Yi Chen Wu, Matthew Xue, Fred Wang, Tim Wang
See the following files for the code used to generate each visualization.
- map_overview.ipynb: Map Overview (All Years)
- monthlytop10.py: Monthly Crime Type Trends (Line Plot)
- crime_analysis.ipynb: Heatmap Matrix, Types of Incidents (Word Cloud)
- main.js: Crime Incidents Reported by Police Stations (Bar Plot)
We use an interactive map to create an geographical overview of all of the crime incidents in the dataset. Each layer contains data for a single calendar year, and multiple layers can be toggled to filter incidents by year. Incidents are plotted on the map by location. Nearby incidents are grouped together at high zoom levels.
An interactive line plot shows the counts for the top ten most frequently occurring types of incidents in the dataset, by month. This helps visualize trends in crime over time. The line corresponding to each incident type can be highlighted using a dropdown. The line plot can additionally be panned and zoomed to inspect the data more closely.
A heatmap matrix shows monthly trends in the total counts of incidents occurring at each hour of the day. This allows for more granular visualization of crime trends over time, at the hour level. Hovering over each cell in the matrix shows the count for that hour/month.

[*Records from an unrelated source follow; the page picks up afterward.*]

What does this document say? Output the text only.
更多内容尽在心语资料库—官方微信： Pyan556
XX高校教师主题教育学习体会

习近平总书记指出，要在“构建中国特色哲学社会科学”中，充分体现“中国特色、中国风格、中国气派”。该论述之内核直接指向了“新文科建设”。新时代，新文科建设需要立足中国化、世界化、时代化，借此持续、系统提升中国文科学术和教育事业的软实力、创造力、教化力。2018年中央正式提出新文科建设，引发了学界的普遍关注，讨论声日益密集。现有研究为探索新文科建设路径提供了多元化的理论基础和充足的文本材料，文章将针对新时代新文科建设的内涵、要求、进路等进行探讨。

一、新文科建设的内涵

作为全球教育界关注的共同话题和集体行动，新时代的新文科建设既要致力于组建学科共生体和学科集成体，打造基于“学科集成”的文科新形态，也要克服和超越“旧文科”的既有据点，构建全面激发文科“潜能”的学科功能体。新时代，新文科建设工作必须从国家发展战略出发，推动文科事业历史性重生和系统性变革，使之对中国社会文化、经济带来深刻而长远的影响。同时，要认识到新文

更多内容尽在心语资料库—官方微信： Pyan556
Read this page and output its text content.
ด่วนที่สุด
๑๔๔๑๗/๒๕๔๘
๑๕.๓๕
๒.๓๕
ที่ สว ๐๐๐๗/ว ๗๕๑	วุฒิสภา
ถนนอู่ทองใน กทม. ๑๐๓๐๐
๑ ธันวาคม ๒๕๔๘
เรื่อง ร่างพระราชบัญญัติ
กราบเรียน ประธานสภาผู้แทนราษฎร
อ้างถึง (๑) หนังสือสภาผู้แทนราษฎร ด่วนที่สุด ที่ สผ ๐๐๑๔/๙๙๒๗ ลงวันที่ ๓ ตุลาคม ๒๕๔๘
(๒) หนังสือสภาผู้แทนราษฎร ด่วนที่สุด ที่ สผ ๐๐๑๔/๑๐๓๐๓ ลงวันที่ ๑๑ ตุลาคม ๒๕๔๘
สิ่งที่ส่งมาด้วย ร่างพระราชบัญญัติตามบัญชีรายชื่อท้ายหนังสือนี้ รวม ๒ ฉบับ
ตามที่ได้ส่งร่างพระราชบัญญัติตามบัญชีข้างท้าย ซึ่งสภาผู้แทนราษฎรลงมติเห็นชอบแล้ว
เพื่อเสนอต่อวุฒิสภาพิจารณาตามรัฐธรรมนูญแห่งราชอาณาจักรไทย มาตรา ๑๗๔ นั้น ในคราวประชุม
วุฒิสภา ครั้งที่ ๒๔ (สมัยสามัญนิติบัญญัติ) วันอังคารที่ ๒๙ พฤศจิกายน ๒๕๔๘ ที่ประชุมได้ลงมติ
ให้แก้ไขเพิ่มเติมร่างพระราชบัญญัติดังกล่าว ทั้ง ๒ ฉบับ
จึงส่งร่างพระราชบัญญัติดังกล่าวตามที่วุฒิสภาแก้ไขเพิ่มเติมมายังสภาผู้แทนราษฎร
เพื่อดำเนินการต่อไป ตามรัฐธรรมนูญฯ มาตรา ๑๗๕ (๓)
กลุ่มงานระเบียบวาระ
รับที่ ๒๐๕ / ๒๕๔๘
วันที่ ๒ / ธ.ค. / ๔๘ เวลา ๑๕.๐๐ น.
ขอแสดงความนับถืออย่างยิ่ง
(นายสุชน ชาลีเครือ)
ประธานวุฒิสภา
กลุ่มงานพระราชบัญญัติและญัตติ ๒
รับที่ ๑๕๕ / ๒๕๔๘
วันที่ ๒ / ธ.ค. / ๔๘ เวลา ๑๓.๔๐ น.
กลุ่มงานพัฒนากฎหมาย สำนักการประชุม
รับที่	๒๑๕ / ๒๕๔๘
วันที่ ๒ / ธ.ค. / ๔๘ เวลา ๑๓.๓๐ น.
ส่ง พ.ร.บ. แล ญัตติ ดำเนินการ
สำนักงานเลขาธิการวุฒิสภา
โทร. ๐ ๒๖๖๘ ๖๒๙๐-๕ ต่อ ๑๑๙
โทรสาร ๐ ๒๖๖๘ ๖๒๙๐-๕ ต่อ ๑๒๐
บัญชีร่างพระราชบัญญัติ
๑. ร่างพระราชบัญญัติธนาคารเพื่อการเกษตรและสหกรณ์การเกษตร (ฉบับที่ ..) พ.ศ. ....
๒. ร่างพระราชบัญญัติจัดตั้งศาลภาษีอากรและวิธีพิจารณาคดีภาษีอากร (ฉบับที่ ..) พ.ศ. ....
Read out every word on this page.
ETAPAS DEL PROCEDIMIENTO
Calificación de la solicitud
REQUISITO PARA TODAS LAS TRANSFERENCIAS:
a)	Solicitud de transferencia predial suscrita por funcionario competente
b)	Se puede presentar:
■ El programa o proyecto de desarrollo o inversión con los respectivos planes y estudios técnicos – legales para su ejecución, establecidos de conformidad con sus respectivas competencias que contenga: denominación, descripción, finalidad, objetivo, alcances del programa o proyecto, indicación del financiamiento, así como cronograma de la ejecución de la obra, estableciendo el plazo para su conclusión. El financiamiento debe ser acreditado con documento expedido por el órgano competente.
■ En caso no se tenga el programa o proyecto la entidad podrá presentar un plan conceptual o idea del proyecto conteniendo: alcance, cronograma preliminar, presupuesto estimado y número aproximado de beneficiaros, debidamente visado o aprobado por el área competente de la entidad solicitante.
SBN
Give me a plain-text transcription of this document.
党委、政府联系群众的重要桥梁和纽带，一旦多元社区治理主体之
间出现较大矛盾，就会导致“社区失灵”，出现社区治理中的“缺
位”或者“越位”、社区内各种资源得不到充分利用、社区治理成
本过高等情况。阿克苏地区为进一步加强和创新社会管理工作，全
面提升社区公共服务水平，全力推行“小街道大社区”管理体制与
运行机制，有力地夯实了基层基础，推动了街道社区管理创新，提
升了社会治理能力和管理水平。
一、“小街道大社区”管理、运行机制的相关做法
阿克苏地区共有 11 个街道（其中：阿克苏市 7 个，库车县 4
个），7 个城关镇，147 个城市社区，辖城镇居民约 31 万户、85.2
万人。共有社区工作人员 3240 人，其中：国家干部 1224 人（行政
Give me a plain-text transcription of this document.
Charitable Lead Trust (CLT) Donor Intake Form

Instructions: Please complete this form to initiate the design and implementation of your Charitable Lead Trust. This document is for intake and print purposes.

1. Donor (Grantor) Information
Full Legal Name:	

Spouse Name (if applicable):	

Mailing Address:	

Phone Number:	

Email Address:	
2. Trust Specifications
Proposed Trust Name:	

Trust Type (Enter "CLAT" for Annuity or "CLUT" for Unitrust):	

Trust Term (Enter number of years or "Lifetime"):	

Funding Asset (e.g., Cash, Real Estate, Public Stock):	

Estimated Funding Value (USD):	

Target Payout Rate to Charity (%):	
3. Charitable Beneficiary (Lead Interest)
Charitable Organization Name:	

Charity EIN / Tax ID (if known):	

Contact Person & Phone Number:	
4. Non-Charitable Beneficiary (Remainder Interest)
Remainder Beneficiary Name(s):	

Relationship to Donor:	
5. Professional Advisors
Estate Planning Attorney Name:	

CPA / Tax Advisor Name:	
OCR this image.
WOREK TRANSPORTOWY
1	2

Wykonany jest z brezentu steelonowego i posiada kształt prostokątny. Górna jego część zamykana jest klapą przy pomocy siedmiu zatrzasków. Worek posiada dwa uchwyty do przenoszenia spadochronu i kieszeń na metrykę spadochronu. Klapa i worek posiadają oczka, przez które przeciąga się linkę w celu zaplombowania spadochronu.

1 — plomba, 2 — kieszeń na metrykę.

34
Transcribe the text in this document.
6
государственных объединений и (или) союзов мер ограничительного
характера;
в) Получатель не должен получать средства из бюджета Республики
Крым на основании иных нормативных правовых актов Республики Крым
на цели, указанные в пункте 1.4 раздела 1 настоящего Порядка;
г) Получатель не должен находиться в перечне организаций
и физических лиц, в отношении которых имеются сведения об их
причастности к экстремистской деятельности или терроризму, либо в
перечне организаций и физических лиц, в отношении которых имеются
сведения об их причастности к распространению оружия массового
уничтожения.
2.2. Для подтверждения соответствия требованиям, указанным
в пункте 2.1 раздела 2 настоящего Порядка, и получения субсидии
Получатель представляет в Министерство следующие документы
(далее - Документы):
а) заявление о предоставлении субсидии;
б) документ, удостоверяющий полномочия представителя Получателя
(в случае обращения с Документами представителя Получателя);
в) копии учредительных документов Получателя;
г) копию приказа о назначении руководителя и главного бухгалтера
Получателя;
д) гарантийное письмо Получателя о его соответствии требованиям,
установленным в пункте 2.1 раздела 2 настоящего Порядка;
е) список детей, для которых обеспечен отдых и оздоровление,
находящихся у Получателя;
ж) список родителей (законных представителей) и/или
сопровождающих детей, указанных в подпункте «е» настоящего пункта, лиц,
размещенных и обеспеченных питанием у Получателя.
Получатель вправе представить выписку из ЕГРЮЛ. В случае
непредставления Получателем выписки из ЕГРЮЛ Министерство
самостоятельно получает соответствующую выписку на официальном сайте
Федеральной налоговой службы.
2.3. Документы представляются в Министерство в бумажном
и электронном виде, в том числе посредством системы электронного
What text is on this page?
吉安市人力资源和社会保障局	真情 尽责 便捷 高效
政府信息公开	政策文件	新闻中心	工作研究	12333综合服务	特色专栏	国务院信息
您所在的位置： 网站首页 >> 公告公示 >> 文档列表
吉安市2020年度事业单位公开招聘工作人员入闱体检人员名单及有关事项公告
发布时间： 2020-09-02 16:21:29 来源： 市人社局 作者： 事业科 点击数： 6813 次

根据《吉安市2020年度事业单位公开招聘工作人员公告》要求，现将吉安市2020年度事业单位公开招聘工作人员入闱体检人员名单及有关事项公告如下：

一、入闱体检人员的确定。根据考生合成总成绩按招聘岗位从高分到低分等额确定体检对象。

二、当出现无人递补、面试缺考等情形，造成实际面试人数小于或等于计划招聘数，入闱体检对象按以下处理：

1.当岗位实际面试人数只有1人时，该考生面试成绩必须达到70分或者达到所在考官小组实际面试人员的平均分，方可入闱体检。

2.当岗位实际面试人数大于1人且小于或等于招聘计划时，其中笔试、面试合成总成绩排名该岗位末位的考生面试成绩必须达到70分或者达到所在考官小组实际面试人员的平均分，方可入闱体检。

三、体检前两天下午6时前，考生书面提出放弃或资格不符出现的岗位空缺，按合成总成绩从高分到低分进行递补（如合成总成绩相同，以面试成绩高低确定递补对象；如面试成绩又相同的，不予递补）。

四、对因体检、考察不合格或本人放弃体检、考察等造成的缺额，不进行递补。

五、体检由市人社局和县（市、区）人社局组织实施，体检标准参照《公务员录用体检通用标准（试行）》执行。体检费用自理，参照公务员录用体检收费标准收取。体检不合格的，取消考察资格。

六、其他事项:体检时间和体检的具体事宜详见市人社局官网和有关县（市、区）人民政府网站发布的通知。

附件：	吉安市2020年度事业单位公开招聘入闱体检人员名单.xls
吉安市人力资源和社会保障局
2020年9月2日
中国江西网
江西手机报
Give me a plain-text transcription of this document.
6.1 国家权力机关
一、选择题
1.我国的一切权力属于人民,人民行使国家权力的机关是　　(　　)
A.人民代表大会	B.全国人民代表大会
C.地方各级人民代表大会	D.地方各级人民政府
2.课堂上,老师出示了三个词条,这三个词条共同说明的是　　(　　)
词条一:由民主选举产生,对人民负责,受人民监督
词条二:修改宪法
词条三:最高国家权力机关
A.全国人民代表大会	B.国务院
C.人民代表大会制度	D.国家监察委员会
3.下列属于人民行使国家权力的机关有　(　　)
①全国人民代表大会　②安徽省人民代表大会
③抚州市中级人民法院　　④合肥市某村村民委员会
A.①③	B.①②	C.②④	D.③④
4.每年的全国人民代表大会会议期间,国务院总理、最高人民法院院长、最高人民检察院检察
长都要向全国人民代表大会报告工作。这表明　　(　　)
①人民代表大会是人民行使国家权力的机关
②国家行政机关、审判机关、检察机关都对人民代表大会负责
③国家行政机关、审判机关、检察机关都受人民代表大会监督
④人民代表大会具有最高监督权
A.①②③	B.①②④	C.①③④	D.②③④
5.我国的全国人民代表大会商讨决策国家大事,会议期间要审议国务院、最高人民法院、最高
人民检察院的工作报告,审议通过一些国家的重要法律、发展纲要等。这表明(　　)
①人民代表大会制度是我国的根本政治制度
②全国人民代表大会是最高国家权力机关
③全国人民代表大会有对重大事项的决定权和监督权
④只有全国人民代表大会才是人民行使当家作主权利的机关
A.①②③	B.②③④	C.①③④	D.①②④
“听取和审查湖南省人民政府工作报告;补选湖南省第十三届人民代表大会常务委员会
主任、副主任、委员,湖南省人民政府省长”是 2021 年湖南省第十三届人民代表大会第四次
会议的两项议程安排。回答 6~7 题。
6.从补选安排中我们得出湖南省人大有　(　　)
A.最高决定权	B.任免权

A bar plot shows the percentage of incidents reported at each Los Angeles Police Department community police station. As a result it is easy to see a breakdown of crime frequency in different neighborhoods of the city. Each bar can be highlighted by clicking it, for a pop-out effect.
A word cloud helps to gain a qualitative understanding of the incidents being reported. The sizes of the different words and phrases in the word cloud correspond to their relative frequencies with which they appear in the incident reports as a whole.